На лестнице она увидела, что фонарь качается между вторым и третьим этажами, отбрасывая на стену гигантскую тень господина Бернара, которая целиком поглощала тень мальчика. Они поднимались медленно, как во сне. Взявшись за отполированные перила, девушка почувствовала, как они дрожат, потому что господин Бернар, судя по всему, налегал на них всей тяжестью своего огромного тела. Элизабет какое-то время постояла в нерешительности. Поговорить с господином Бернаром в присутствии Марселя невозможно. С другой стороны, если она долго простоит у подножья лестницы, ее могут застать здесь Эва или господин Аньель.
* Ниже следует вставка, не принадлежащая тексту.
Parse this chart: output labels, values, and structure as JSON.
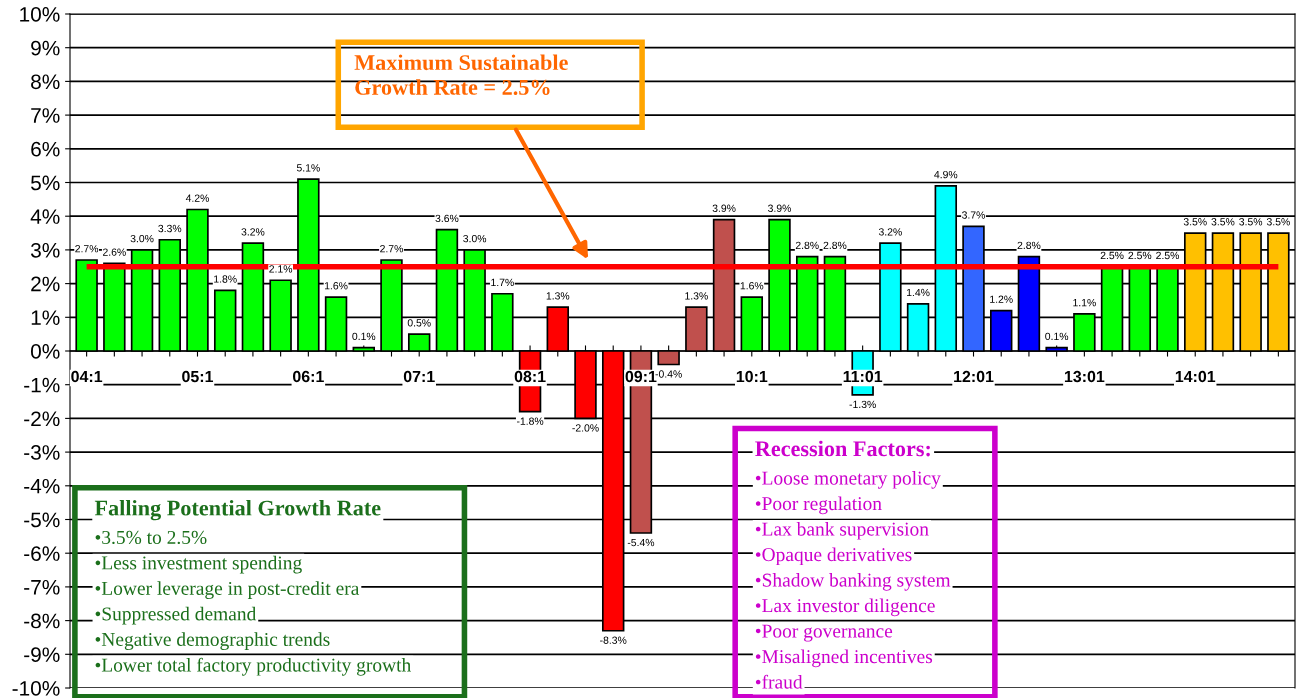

И девушка решила последовать за господином Бернаром до дверей его комнаты и поговорить с ним, как только он останется один. Ловко поднялась на два марша, причем, если какая половица и скрипнула под ее ногой, этого скрипа никто не услышал среди громоподобного грохота, производимого тяжелыми шагами господина Бернара. На площадке второго этажа Элизабет отошла в нишу окна и подождала, пока больной не поднимется выше.
Так она поднялась за ним на третий этаж и увидела, как свет фонаря двинулся по коридору и исчез за поворотом. Здесь она остановилась в замешательстве: если пойти за ними, не миновать встречи с Марселем, который, проводив господина до двери его комнаты, наверняка вернется с фонарем вниз. Однако ей нужно узнать, которая это дверь. Секунду поколебавшись, Элизабет на цыпочках пошла вперед. Господин Бернар и его поводырь остановились, но она их не видела из-за поворота. Однако до ушей ее доносились их негромкие голоса, и ей удалось разобрать, как господин Бернар тихо сказал:
— Одолжи-ка мне эти пятьдесят сантимов, малыш. Видишь ли, такие времена нынче настали, что каждый грош на счету, но я вскорости верну тебе долг, не сомневайся, мой мальчик, отдам сполна.
Наступило довольно долгое молчание, затем девушка услышала, как господин Бернар поблагодарил Марселя и еще раз заверил его, что отдаст долг в самое ближайшее время. Потом открылась и закрылась какая-то дверь. Элизабет поспешно вернулась на лестничную площадку и присела на стул, как будто отдыхала после быстрого подъема на третий этаж; вскоре показался свет фонаря.